Two Italian oil workers who were abducted last week in Nigeria’s restive Niger Delta region have been released, Nigerian and Italian officials announced Monday.
Lucio Moro and Luciano Passarin, both employees of the Italian construction group Impregilo who were taken hostage on Friday, “were released a short time ago,” an Italian foreign ministry spokesman told AFP in Rome.
In Nigeria, a member of the Niger Delta Peace Forum, a group working with the Nigerian Army to demilitarize the region, said the two Italians had been handed over to his group early Monday evening.
Impregilo confirmed the release of the men.

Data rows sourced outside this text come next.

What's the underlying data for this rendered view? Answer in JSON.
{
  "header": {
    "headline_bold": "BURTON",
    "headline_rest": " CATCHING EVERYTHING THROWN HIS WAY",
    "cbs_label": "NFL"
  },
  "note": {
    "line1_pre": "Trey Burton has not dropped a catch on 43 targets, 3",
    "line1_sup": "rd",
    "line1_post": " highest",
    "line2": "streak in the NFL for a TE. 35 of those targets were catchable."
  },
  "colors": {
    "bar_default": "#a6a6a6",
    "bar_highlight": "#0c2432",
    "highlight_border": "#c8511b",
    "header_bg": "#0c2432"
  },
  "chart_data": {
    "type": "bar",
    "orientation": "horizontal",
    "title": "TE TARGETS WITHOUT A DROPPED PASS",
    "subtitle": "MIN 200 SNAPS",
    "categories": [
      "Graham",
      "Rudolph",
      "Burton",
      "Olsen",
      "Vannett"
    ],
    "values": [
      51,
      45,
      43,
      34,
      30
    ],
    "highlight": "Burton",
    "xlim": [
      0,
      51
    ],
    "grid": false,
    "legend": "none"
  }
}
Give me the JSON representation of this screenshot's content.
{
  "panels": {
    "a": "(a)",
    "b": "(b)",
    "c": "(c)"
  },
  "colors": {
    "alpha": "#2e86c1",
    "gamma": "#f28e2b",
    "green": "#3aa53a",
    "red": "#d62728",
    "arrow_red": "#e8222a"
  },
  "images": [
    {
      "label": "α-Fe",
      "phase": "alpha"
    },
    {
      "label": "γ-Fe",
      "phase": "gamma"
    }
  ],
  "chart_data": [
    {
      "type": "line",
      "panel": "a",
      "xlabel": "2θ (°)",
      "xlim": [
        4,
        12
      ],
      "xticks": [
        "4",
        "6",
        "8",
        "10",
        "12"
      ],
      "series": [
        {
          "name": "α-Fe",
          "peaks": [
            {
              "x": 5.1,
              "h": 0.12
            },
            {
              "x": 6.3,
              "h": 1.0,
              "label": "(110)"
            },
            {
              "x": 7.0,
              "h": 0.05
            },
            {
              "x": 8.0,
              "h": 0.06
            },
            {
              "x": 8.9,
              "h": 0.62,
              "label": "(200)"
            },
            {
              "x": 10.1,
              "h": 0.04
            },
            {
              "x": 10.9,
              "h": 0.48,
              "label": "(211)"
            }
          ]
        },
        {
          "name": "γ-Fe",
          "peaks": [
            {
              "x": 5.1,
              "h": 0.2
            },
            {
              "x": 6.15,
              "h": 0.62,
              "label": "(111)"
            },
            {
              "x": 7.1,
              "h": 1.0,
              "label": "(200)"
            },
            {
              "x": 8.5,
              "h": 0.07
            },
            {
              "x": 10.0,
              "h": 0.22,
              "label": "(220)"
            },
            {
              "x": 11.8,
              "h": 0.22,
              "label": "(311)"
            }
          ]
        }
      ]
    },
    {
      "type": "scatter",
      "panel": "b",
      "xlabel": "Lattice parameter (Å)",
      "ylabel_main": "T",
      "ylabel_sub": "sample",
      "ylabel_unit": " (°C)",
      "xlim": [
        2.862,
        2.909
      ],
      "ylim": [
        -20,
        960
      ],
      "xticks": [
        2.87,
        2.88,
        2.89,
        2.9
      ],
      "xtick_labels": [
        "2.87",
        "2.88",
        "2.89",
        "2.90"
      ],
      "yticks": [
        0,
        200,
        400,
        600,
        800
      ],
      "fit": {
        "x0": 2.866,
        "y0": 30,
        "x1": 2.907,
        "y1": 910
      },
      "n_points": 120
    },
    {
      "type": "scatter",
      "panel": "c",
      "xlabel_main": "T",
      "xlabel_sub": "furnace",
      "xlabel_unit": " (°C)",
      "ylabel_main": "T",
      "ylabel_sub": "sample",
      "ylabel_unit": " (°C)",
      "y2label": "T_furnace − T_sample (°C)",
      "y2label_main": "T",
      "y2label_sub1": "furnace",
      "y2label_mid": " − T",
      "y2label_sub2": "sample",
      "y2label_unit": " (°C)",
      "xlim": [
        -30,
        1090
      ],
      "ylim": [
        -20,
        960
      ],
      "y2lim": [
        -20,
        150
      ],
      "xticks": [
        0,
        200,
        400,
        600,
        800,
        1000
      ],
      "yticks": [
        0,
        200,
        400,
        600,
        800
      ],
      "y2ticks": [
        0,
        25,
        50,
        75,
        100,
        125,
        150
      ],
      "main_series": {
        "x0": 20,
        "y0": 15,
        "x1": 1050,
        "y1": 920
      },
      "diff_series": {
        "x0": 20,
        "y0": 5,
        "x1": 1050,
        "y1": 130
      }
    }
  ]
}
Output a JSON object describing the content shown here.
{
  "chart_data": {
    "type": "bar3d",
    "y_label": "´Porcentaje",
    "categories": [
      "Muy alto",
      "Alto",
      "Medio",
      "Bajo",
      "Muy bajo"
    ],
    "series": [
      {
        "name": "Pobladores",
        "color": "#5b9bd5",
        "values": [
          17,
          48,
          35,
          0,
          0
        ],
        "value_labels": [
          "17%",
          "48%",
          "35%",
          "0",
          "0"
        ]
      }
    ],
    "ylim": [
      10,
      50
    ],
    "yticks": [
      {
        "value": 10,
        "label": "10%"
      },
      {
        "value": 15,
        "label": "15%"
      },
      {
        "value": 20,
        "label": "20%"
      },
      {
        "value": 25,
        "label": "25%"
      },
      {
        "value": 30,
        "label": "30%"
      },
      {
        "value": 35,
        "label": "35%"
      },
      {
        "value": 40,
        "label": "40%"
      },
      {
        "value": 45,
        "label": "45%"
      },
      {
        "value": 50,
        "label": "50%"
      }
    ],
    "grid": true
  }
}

“We know they’ve been released but that’s the only thing we know for the moment,” a company spokesman told AFP by telephone.
A diplomatic source in Nigeria said Moro and Passarin were freed on a road outside Port Harcourt, the nation’s oil capital.
The men were abducted last Friday after gunmen stormed into the Impregilo offices, some 40 kilometres (25 miles) from Port Harcourt.
The kidnappings led to a call from the Italian foreign ministry to all Italian companies operating in the Niger Delta to withdraw expatriate staff.
Two other Italians working for Italian oil giant Agip abducted on December 7 are still being held by the Movement for the Emancipation of the Niger Delta (MEND).
Though no group has claimed responsibility for the most recent abductions, MEND had warned that it would retaliate against Agip and local state authorities after a kidnapped Lebanese national escaped.